Débarque dans sa classe pour une année un jeune élève plein de charme , bientôt suivi de sa mère, artiste pétillante et chaleureuse, et de son père, un intellectuel libanais attentif. Dora va se mettre à les aimer, follement, chacun pour lui, mais aussi l'entité délicieuse  qu'ils constituent en tant que famille. Avec eux,  elle va connaître un semblant de bonheur, enfin s'épanouir dans ses compétences : artistique, maternelle, amicale et amoureuse.  Nora la bonne fille,  brusquement réveillée comme la Belle au bois dormant, demande simplement à prendre part, être quelqu'un, elle y croit.  Tout au long de cette conquête de soi et des autres menée tambour battant, on sent la désillusion à venir. Nora joue le rôle du Kleenex, indispensable et si apprécié quand on en a besoin, mais qu'on ne tarde pas ensuite à abandonner dans un coin. Mais quand tout s'effondre, elle n'est pas du tout décidée à se rendormir.

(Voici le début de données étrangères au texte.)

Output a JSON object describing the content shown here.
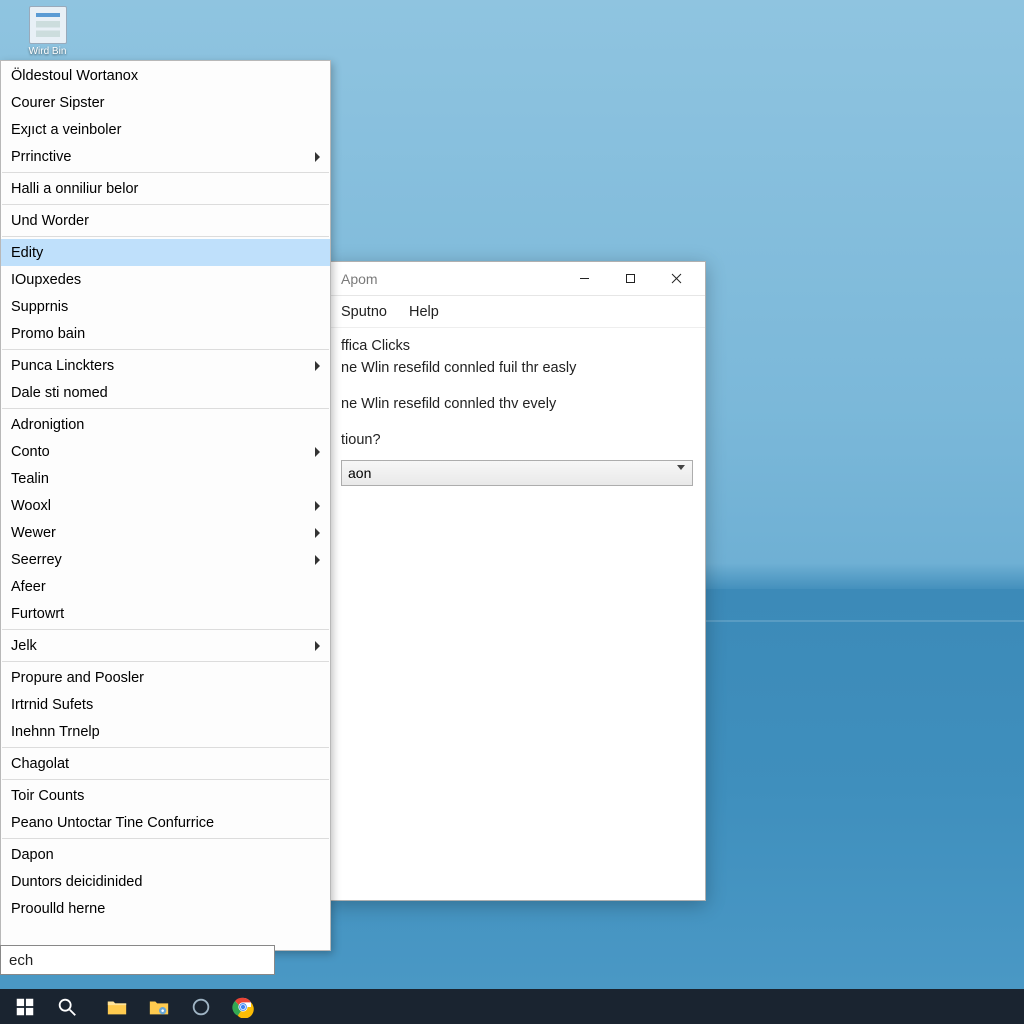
{
  "desktop_icon": {
    "label": "Wird Bin"
  },
  "window": {
    "title": "Apom",
    "menubar": {
      "sputno": "Sputno",
      "help": "Help"
    },
    "content": {
      "line1": "ffica Clicks",
      "line2": "ne Wlin resefild connled fuil thr easly",
      "line3": "ne Wlin resefild connled thv evely",
      "question": "tioun?",
      "dropdown_value": "aon"
    }
  },
  "context_menu": {
    "groups": [
      [
        {
          "label": "Öldestoul Wortanox",
          "submenu": false
        },
        {
          "label": "Courer Sipster",
          "submenu": false
        },
        {
          "label": "Exȷıct a veinboler",
          "submenu": false
        },
        {
          "label": "Prrinctive",
          "submenu": true
        }
      ],
      [
        {
          "label": "Halli a onniliur belor",
          "submenu": false
        }
      ],
      [
        {
          "label": "Und Worder",
          "submenu": false
        }
      ],
      [
        {
          "label": "Edity",
          "submenu": false,
          "highlighted": true
        },
        {
          "label": "IOupxedes",
          "submenu": false
        },
        {
          "label": "Supprnis",
          "submenu": false
        },
        {
          "label": "Promo bain",
          "submenu": false
        }
      ],
      [
        {
          "label": "Punca Linckters",
          "submenu": true
        },
        {
          "label": "Dale sti nomed",
          "submenu": false
        }
      ],
      [
        {
          "label": "Adronigtion",
          "submenu": false
        },
        {
          "label": "Conto",
          "submenu": true
        },
        {
          "label": "Tealin",
          "submenu": false
        },
        {
          "label": "Wooxl",
          "submenu": true
        },
        {
          "label": "Wewer",
          "submenu": true
        },
        {
          "label": "Seerrey",
          "submenu": true
        },
        {
          "label": "Afeer",
          "submenu": false
        },
        {
          "label": "Furtowrt",
          "submenu": false
        }
      ],
      [
        {
          "label": "Jelk",
          "submenu": true
        }
      ],
      [
        {
          "label": "Propure and Poosler",
          "submenu": false
        },
        {
          "label": "Irtrnid Sufets",
          "submenu": false
        },
        {
          "label": "Inehnn Trnelp",
          "submenu": false
        }
      ],
      [
        {
          "label": "Chagolat",
          "submenu": false
        }
      ],
      [
        {
          "label": "Toir Counts",
          "submenu": false
        },
        {
          "label": "Peano Untoctar Tine Confurrice",
          "submenu": false
        }
      ],
      [
        {
          "label": "Dapon",
          "submenu": false
        },
        {
          "label": "Duntors deicidinided",
          "submenu": false
        },
        {
          "label": "Prooulld herne",
          "submenu": false
        }
      ]
    ]
  },
  "search": {
    "value": "ech"
  },
  "taskbar": {
    "items": [
      "start",
      "search",
      "folder",
      "folder-gear",
      "circle",
      "chrome"
    ]
  }
}
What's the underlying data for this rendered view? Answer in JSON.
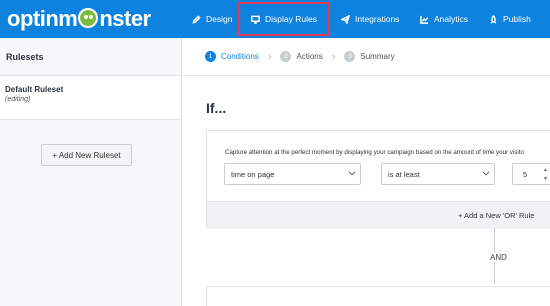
{
  "brand": {
    "logo_pre": "optinm",
    "logo_post": "nster",
    "color": "#0d82df"
  },
  "nav": {
    "design": {
      "label": "Design",
      "icon": "pencil-icon"
    },
    "display_rules": {
      "label": "Display Rules",
      "icon": "monitor-icon",
      "highlight": "#e63757"
    },
    "integrations": {
      "label": "Integrations",
      "icon": "paper-plane-icon"
    },
    "analytics": {
      "label": "Analytics",
      "icon": "line-chart-icon"
    },
    "publish": {
      "label": "Publish",
      "icon": "rocket-icon"
    }
  },
  "sidebar": {
    "header": "Rulesets",
    "ruleset": {
      "name": "Default Ruleset",
      "state": "(editing)"
    },
    "add_button": "+ Add New Ruleset"
  },
  "steps": [
    {
      "num": "1",
      "label": "Conditions",
      "active": true
    },
    {
      "num": "2",
      "label": "Actions",
      "active": false
    },
    {
      "num": "3",
      "label": "Summary",
      "active": false
    }
  ],
  "main": {
    "title": "If...",
    "rule": {
      "description": "Capture attention at the perfect moment by displaying your campaign based on the amount of time your visito",
      "condition": "time on page",
      "operator": "is at least",
      "value": "5"
    },
    "or_button": "+ Add a New 'OR' Rule",
    "and_label": "AND"
  }
}
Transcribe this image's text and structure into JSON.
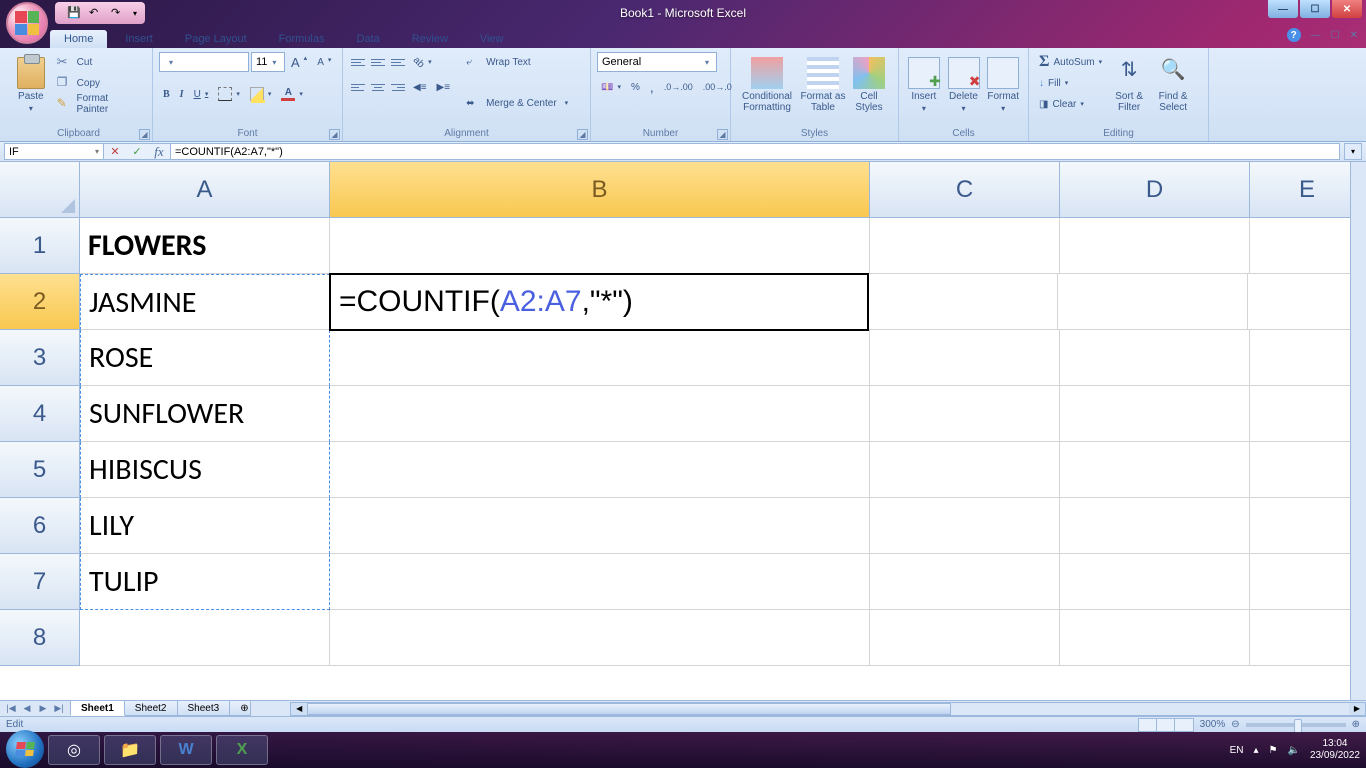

Description pleine de vigueur et d'humour d'une femme beaucoup plus complexe qu'il n'y paraît, d'une générosité sans limite, mais qui a fini par perdre les codes à force qu'on ne lui offre rien, la Femme d'En Haut est une réflexion toute en nuances sur l'apparence (cette femme trop terne face à cette famille trop lumineuse), cette construction fragile qui ne demande qu'à s'effondrer. Ce livre va à la rencontre de ses personnages, dans leur complexité, et leurs ambiguïtés-mêmes font qu'on s'y attache profondément. Nora n'est pas séduite par un enfant, ne cherche pas l'amitié d'une femme, ni la conquête d'un amant, elle veut les trois, et les trois ensemble, la richesse de cette famille ou apparemment tout marche si bien, elle croit enfin accéder à la vraie vie. Mais il y a du miroir aux alouettes dans cette famille qui révèle progressivement ses petits égocentrismes, sa non-compréhension de la situation, au final tout aussi naïve que la fascination candide de Nora pour ce monde inaccessible.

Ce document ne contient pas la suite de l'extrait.